March 30, 2026 | Press Release
For Immediate Release: March 30, 2026
Press Contact: Doug Farrar,
douglas@maywoodstrategies.com
Trump Administration's Push for Big Tech Tariff Ban Fueled WTO Ministerial Collapse
WASHINGTON, D.C. – In response to last night's collapse of the World Trade Organization's 14th Ministerial Conference, a biennial meeting of WTO member countries' top trade officials where the global trade body's future rules and agenda are set, Lori Wallach, Director of the Rethink Trade program at the American Economic Liberties Project, said:
"The tariff-happy Trump administration making a permanent Big Tech tariff ban its top WTO ultimatum was the proximate cause of last night's meltdown. Many countries already oppose that demand because they think a carve out for e-commerce is unfair to local retailers and undermines public health and education funding, but the sheer cynicism of this administration trying to ban other countries’ use of tariffs hardened their resistance.

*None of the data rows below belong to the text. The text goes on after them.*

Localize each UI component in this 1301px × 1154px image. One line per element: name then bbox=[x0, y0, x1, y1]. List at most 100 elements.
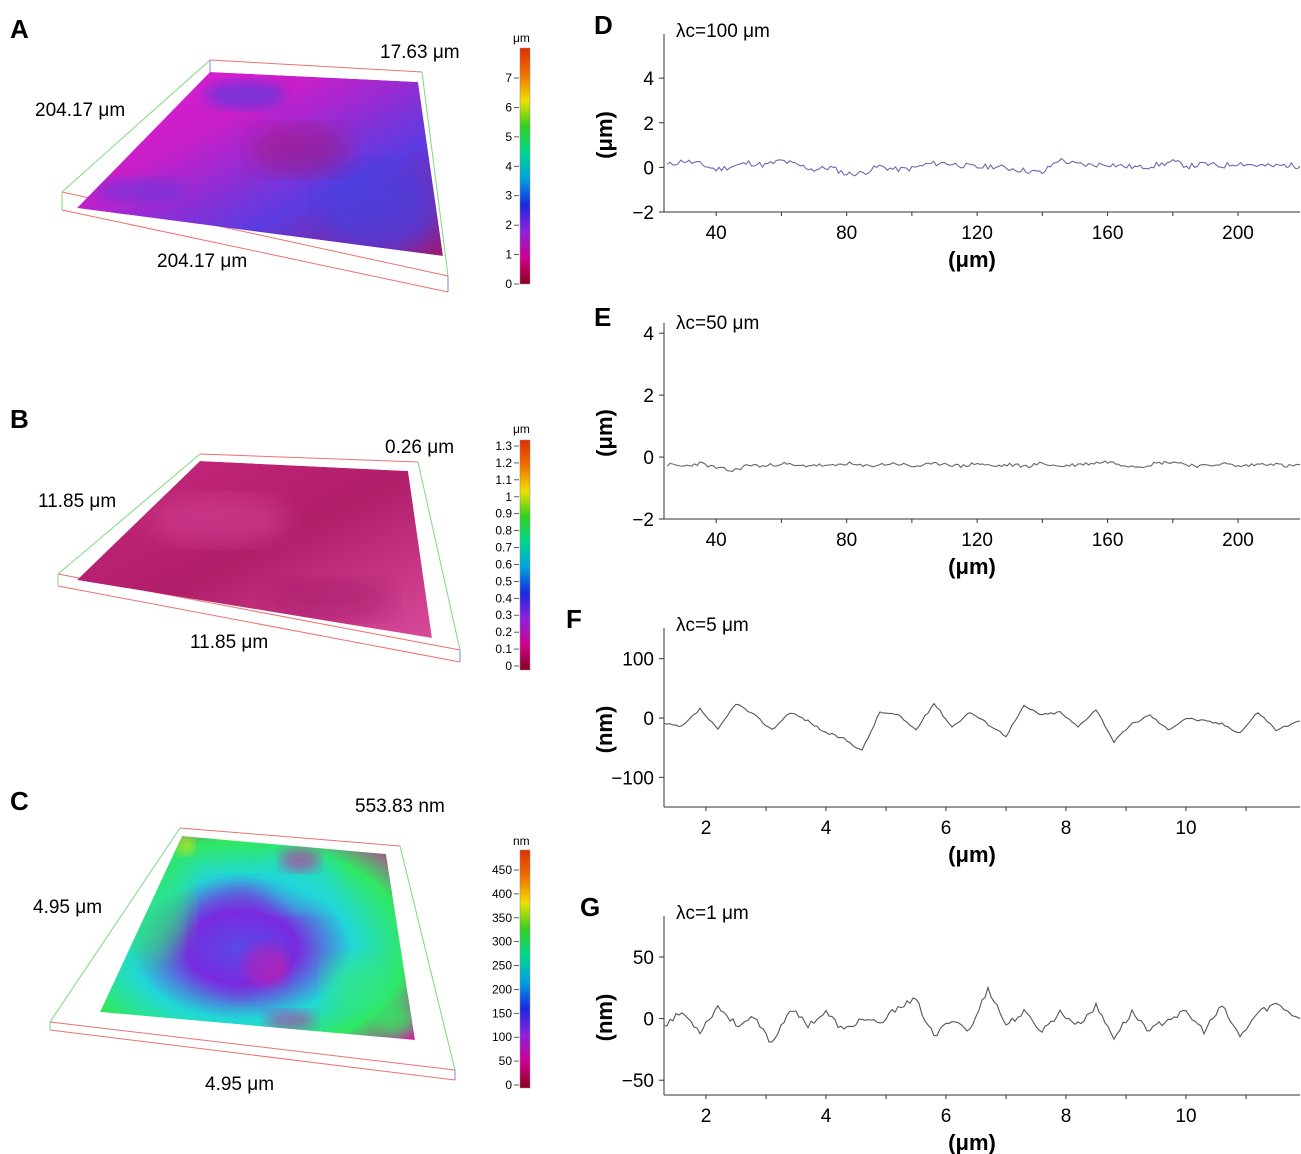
chart-title: λc=50 μm bbox=[676, 313, 759, 334]
colorbar-tick-label: 4 bbox=[505, 159, 512, 173]
x-tick-label: 8 bbox=[1061, 818, 1072, 839]
panel-letter: D bbox=[594, 10, 613, 40]
colorbar-tick-label: 3 bbox=[505, 189, 512, 203]
profile-line bbox=[666, 157, 1301, 177]
y-axis-label: (nm) bbox=[592, 706, 617, 754]
colorbar-tick-label: 1 bbox=[505, 248, 512, 262]
surface-c bbox=[100, 836, 415, 1040]
y-axis-label: (μm) bbox=[592, 409, 617, 457]
colorbar-tick-label: 0.5 bbox=[495, 574, 512, 588]
y-dimension-a: 204.17 μm bbox=[157, 251, 247, 272]
colorbar-tick-label: 400 bbox=[492, 887, 512, 901]
colorbar-tick-label: 6 bbox=[505, 100, 512, 114]
panel-c: C 4.95 μm 4.95 μm 553.83 nm nm bbox=[10, 786, 531, 1095]
colorbar-tick-label: 0.4 bbox=[495, 591, 512, 605]
colorbar-gradient-c bbox=[519, 849, 531, 1089]
x-tick-label: 6 bbox=[941, 818, 952, 839]
surface-b bbox=[77, 461, 432, 638]
colorbar-ticks-b: 0 0.1 0.2 0.3 0.4 0.5 0.6 0.7 0.8 0.9 1 1.1 1.2 1.3 bbox=[495, 439, 519, 673]
colorbar-b: μm 0 0.1 0.2 0.3 0.4 0.5 0.6 0.7 0.8 0.9 1 1.1 1.2 1.… bbox=[495, 422, 531, 673]
colorbar-tick-label: 0.9 bbox=[495, 507, 512, 521]
colorbar-tick-label: 0.6 bbox=[495, 557, 512, 571]
panel-letter: F bbox=[566, 604, 582, 634]
colorbar-gradient-a bbox=[519, 47, 531, 285]
x-tick-label: 2 bbox=[701, 818, 712, 839]
y-tick-label: 2 bbox=[643, 114, 654, 135]
x-tick-label: 80 bbox=[836, 223, 857, 244]
panel-letter: E bbox=[594, 302, 611, 332]
panel-letter-c: C bbox=[10, 786, 29, 816]
y-tick-label: 0 bbox=[643, 709, 654, 730]
y-tick-label: 2 bbox=[643, 386, 654, 407]
y-tick-label: 4 bbox=[643, 69, 654, 90]
x-tick-label: 6 bbox=[941, 1106, 952, 1127]
profile-line bbox=[663, 985, 1301, 1043]
x-tick-label: 80 bbox=[836, 530, 857, 551]
colorbar-tick-label: 0.3 bbox=[495, 608, 512, 622]
colorbar-ticks-c: 0 50 100 150 200 250 300 350 400 450 bbox=[492, 863, 519, 1092]
colorbar-tick-label: 150 bbox=[492, 1006, 512, 1020]
y-axis-label: (μm) bbox=[592, 111, 617, 159]
y-tick-label: 0 bbox=[643, 448, 654, 469]
colorbar-tick-label: 350 bbox=[492, 911, 512, 925]
panel-b: B 11.85 μm 11.85 μm 0.26 μm μm 0 0.1 0.2 0.… bbox=[10, 404, 531, 673]
x-tick-label: 160 bbox=[1092, 223, 1124, 244]
bounding-box-c bbox=[49, 827, 456, 1081]
colorbar-tick-label: 50 bbox=[499, 1054, 513, 1068]
chart-title: λc=100 μm bbox=[676, 21, 770, 42]
colorbar-c: nm 0 50 100 150 200 250 300 350 400 450 bbox=[492, 834, 531, 1092]
colorbar-tick-label: 0.7 bbox=[495, 541, 512, 555]
x-dimension-c: 4.95 μm bbox=[33, 897, 102, 918]
bounding-box-b bbox=[57, 453, 461, 663]
z-dimension-c: 553.83 nm bbox=[355, 796, 445, 817]
x-tick-label: 10 bbox=[1175, 1106, 1196, 1127]
x-tick-label: 40 bbox=[706, 223, 727, 244]
y-tick-label: 0 bbox=[643, 158, 654, 179]
chart-title: λc=5 μm bbox=[676, 615, 749, 636]
y-dimension-c: 4.95 μm bbox=[205, 1074, 274, 1095]
y-tick-label: 50 bbox=[633, 948, 654, 969]
x-dimension-b: 11.85 μm bbox=[38, 491, 116, 512]
x-dimension-a: 204.17 μm bbox=[35, 100, 125, 121]
colorbar-tick-label: 0.1 bbox=[495, 642, 512, 656]
z-dimension-a: 17.63 μm bbox=[380, 42, 460, 63]
y-tick-label: 0 bbox=[643, 1010, 654, 1031]
colorbar-tick-label: 0 bbox=[505, 277, 512, 291]
panel-letter: G bbox=[580, 892, 600, 922]
colorbar-tick-label: 0.2 bbox=[495, 625, 512, 639]
panel-a: A 204.17 μm 204.17 μm 17.63 μm μm 0 1 2 3 4 5… bbox=[10, 14, 531, 293]
x-axis-label: (μm) bbox=[948, 842, 996, 867]
x-tick-label: 40 bbox=[706, 530, 727, 551]
colorbar-ticks-a: 0 1 2 3 4 5 6 7 bbox=[505, 71, 519, 291]
z-dimension-b: 0.26 μm bbox=[385, 437, 454, 458]
colorbar-tick-label: 200 bbox=[492, 982, 512, 996]
y-tick-label: 4 bbox=[643, 324, 654, 345]
y-tick-label: −2 bbox=[632, 510, 654, 531]
y-tick-label: −50 bbox=[622, 1071, 654, 1092]
colorbar-tick-label: 2 bbox=[505, 218, 512, 232]
x-axis-label: (μm) bbox=[948, 1130, 996, 1154]
x-axis-label: (μm) bbox=[948, 554, 996, 579]
colorbar-tick-label: 300 bbox=[492, 935, 512, 949]
x-tick-label: 2 bbox=[701, 1106, 712, 1127]
colorbar-tick-label: 1 bbox=[505, 490, 512, 504]
x-tick-label: 120 bbox=[961, 530, 993, 551]
colorbar-gradient-b bbox=[519, 439, 531, 671]
y-axis-label: (nm) bbox=[592, 994, 617, 1042]
profile-line bbox=[666, 460, 1301, 472]
x-tick-label: 160 bbox=[1092, 530, 1124, 551]
y-dimension-b: 11.85 μm bbox=[190, 632, 268, 653]
colorbar-tick-label: 0 bbox=[505, 659, 512, 673]
colorbar-a: μm 0 1 2 3 4 5 6 7 bbox=[505, 31, 531, 291]
colorbar-tick-label: 7 bbox=[505, 71, 512, 85]
chart-title: λc=1 μm bbox=[676, 903, 749, 924]
x-tick-label: 10 bbox=[1175, 818, 1196, 839]
colorbar-tick-label: 100 bbox=[492, 1030, 512, 1044]
colorbar-unit-b: μm bbox=[513, 422, 530, 436]
colorbar-tick-label: 250 bbox=[492, 959, 512, 973]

In previous days, India had blocked an effort supported by China to force new protections for foreign investors into the WTO rulebook. And the WTO Director General's push for an institutional reform agenda that many developing countries said did not reflect their views had stirred widespread anger.
The WTO is not fit for purpose. It has no rules disciplining the mercantilist practices behind the dangerous concentration of production in too few countries and mass global trade imbalances. But it does have numerous non-trade terms favored by powerful corporate interests, including expansive monopoly patents on medicines and limits on financial and other service sector regulation. That is why the United States and like-minded countries need to pivot to alternative trade arrangements that prioritize balance and fair competition as cornerstones of international commerce.”
BACKGROUND: WTO ministerial meetings in Seattle in 1999 and Cancun in 2003 also collapsed, with countries also unable to even issue a formal statement, much less agree to new terms or agendas.
The American Economic Liberties Project works to ensure America’s system of commerce is structured to advance, rather than undermine, economic liberty, fair commerce, and a secure, inclusive democracy. Economic Liberties believes true economic liberty means entrepreneurs and businesses large and small succeed on the merits of their ideas and hard work; commerce empowers consumers, workers, farmers, and engineers instead of subjecting them to discrimination and abuse from financiers and monopolists; international trade arrangements promote balanced trade and benefit workers, farmers, and small businesses; and wealth is broadly distributed to support equitable political power. Rethink Trade was established to intensify analysis and advocacy regarding the myriad ways that today’s trade agreements and policies must be altered to undo decades of corporate capture and to deliver on broad national interests.